Adalet Bakanı Yılmaz Tunç, AK Parti Adana İl Başkanı Tamer Dağlı ve partililerle görüşmesinde yaptığı konuşmada, Eskişehir'deki yangında 5'i orman işçisi ve 5'i AKUT çalışanı 10 kahramanın cansiparane mücadele verirken şehit olduklarını anımsatarak, yaşananların Türk milletini derinden üzdüğünü söyledi.
Şehitlerin cenazelerinin Ankara Adli Tıp Grup Başkanlığı'na götürüldüğünü hatırlatan Tunç, kimlik tespitiyle ilgili çalışmalar yapıldığını bildirdi.
Yaralı orman işçilerinin tedavilerinin iyiye gittiğini dile getiren Tunç, yangınlarla ilgili soruşturmaların da devam ettiğini belirtti.
Tunç, orman yangınlarının son zamanlarda arttığını ifade ederek, "Yangının çıkış nedeni genelde ihmalden kaynaklığı yönünde genel bir kanaat var. Hepimiz dikkatli olmalıyız. Yangınların çıkmaması ve çıkan yangınların söndürülmesi konusundaki hassasiyetimizi sürdürmeliyiz. Giden canlarımıza üzülüyoruz, bundan sonra bu acıları yaşamamamız için de gerekli tedbirleri almak durumundayız. Orman teşkilatımız, Sayın Bakanımızın koordinatörlüğünde, yangınlarla mücadelede büyük bir çaba içerisinde. Onlara kolaylıklar diliyoruz. Şehitlerimize bir kez daha Allah'tan rahmet diliyoruz." diye konuştu.
"Savunmanın yapılacağı yerler sokaklar değil, mahkemelerdir"
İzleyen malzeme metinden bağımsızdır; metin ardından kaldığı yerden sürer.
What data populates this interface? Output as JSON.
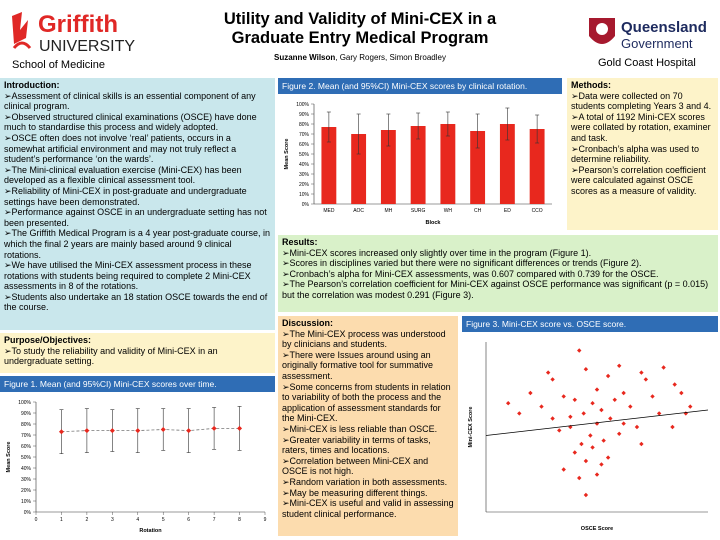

Bakan Tunç, Türk yargısına yönelik eleştirilere değinerek, şöyle konuştu:
"Yargımız, 25 bin hakim ve savcımız gece gündüz çalışıyorlar. Verdikleri kararlar içerisinde hatalı kararlar olabilir ama onu düzeltme imkanı yine yargı içerisinde var. İstinafı var, temyizi var ama günlük bazı soruşturmalardan yola çıkarak, özellikle dosyanın içeriğiyle ilgili hiç bilgi sahibi olmadan bu soruşturmaları 'siyasi soruşturmaymış' gibi okuma, algı çalışması yaparak hakim ve savcılarımızı karalamak, onları tehdit etmek hukuk devletinde olacak şeyler değil. Eğer bir iddia karşısında cumhuriyet savcısı bir soru soruyorsa sen delillerini savcılığa ve mahkemeye sunarsın, kendini savunursun. Masumiyet karinesi var. Hiç kimse peşinen elbette ki suçlu ilan edilmiyor ama siz dosyanın içeriğini bilmeden sadece yargıyı etkilemeye ve vatandaşlarımıza yönelik yargı mensuplarıyla ilgili olarak karalama yaparsanız, bu hukuk devletinde olmaz. O nedenle savunmanın yapılacağı yerler sokaklar veya meydanlar değil, mahkemelerdir. Herkes kendi savunmasını yapar ve zaten şeffaftır; deliller, iddianameler ortaya çıktığında herkes neyin ne olduğunu görür. Sabırla, körü körüne sahip çıkmak değil. Eğer o suçlamalarla ilgili olarak varsa deliliniz, onları ortaya koyarsınız."